Zhihong Chen City University of Hong KongDepartment of Accountancy
Using a 2004 Chinese securities regulation that required equity offering proposals and other major corporate decisions to seek the separate approval of minority shareholders, we empirically test the effect of a regulatory increase in minority shareholders’ control over corporate decisions on shareholder value. While the overall stock market reaction to the announcement of the regulation is insignificant, the stock market reaction is more positive for firms with higher institutional (especially mutual fund) block ownership and more negative for firms with higher individual block ownership. The regulation helps deter management from submitting value decreasing equity offering proposals, especially for firms with higher mutual fund block ownership. In addition, value reducing equity offering proposals submitted in the post-regulation period are more likely to be vetoed in firms with higher block ownership of institutional and individual minority shareholders. Overall, our results suggest that the 2004 regulation increases shareholder value, especially in firms with higher mutual fund block ownership.

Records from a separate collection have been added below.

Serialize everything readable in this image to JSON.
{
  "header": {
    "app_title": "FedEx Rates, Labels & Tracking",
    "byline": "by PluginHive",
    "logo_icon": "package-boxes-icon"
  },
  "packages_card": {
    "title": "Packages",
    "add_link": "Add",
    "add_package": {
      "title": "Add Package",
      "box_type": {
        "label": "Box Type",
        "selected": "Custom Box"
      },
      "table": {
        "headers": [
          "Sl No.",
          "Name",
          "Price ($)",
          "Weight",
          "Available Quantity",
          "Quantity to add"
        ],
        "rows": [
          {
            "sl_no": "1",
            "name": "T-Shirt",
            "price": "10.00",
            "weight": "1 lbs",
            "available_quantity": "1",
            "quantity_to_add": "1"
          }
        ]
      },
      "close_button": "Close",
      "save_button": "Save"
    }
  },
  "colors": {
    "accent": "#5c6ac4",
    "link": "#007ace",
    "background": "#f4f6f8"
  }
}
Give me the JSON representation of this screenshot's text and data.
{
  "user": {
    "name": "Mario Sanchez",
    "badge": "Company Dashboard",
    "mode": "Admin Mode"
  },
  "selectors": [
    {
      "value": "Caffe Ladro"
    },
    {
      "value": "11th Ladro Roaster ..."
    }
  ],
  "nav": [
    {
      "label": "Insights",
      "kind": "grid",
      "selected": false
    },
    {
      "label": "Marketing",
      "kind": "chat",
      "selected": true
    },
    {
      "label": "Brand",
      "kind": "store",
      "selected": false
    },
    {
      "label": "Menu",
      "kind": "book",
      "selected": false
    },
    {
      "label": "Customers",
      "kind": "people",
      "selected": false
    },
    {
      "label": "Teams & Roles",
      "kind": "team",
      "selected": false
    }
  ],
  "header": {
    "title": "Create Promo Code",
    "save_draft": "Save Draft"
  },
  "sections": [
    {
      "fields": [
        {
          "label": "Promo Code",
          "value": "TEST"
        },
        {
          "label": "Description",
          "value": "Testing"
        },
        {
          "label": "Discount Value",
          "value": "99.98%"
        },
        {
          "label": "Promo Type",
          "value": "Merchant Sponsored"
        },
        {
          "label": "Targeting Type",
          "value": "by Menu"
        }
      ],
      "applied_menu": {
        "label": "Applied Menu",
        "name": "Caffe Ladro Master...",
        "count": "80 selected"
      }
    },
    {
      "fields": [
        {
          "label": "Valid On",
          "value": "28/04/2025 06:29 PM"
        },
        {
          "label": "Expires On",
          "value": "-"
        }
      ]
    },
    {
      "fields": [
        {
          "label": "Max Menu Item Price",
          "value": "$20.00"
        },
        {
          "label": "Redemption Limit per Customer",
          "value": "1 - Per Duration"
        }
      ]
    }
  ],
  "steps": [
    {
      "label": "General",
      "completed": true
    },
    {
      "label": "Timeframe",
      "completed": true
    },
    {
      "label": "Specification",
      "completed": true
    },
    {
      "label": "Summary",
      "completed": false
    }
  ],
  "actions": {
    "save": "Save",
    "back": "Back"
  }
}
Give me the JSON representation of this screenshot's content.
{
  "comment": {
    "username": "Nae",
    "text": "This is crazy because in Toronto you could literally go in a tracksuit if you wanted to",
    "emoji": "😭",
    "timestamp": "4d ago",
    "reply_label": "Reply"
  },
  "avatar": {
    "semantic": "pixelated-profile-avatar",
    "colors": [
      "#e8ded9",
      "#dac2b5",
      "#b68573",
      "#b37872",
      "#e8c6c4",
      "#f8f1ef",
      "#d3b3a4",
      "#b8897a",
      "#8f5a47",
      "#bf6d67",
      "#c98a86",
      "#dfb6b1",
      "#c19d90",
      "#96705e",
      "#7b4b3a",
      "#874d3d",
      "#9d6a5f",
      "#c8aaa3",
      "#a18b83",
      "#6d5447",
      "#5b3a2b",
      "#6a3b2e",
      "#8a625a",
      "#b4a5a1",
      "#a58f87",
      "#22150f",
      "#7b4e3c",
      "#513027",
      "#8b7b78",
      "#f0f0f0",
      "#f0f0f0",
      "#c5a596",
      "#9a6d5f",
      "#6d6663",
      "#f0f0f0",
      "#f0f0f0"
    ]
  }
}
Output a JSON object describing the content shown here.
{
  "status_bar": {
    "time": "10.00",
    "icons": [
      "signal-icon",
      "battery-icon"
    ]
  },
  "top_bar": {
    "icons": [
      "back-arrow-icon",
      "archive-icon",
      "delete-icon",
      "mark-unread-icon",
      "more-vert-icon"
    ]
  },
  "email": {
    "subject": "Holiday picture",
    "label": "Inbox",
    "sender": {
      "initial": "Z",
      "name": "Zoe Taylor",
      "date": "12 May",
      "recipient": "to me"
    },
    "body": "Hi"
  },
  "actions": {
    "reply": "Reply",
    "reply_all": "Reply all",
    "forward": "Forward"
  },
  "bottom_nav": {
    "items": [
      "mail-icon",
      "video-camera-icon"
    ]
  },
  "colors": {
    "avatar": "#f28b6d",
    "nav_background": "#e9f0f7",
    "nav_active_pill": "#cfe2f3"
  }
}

In-Mu Haw Texas Christian UniversityM.J. Neeley School of Business
This paper investigates whether Chinese equity investors price major earnings components correctly. Total earnings are decomposed into core and non-core earnings according to a classification framework of Chinese accounting principles. The results show that, as expected, core earnings are more persistent than non-core earnings. Most importantly, the market underestimates (overestimates) the value implications of changes in current core (non-core) earnings for future earnings changes. Therefore, future stock returns can be predicted based on the information that is contained in the components of current earnings. Both portfolio tests and regression analysis generate economically significant abnormal returns that are robust to sensitivity checks.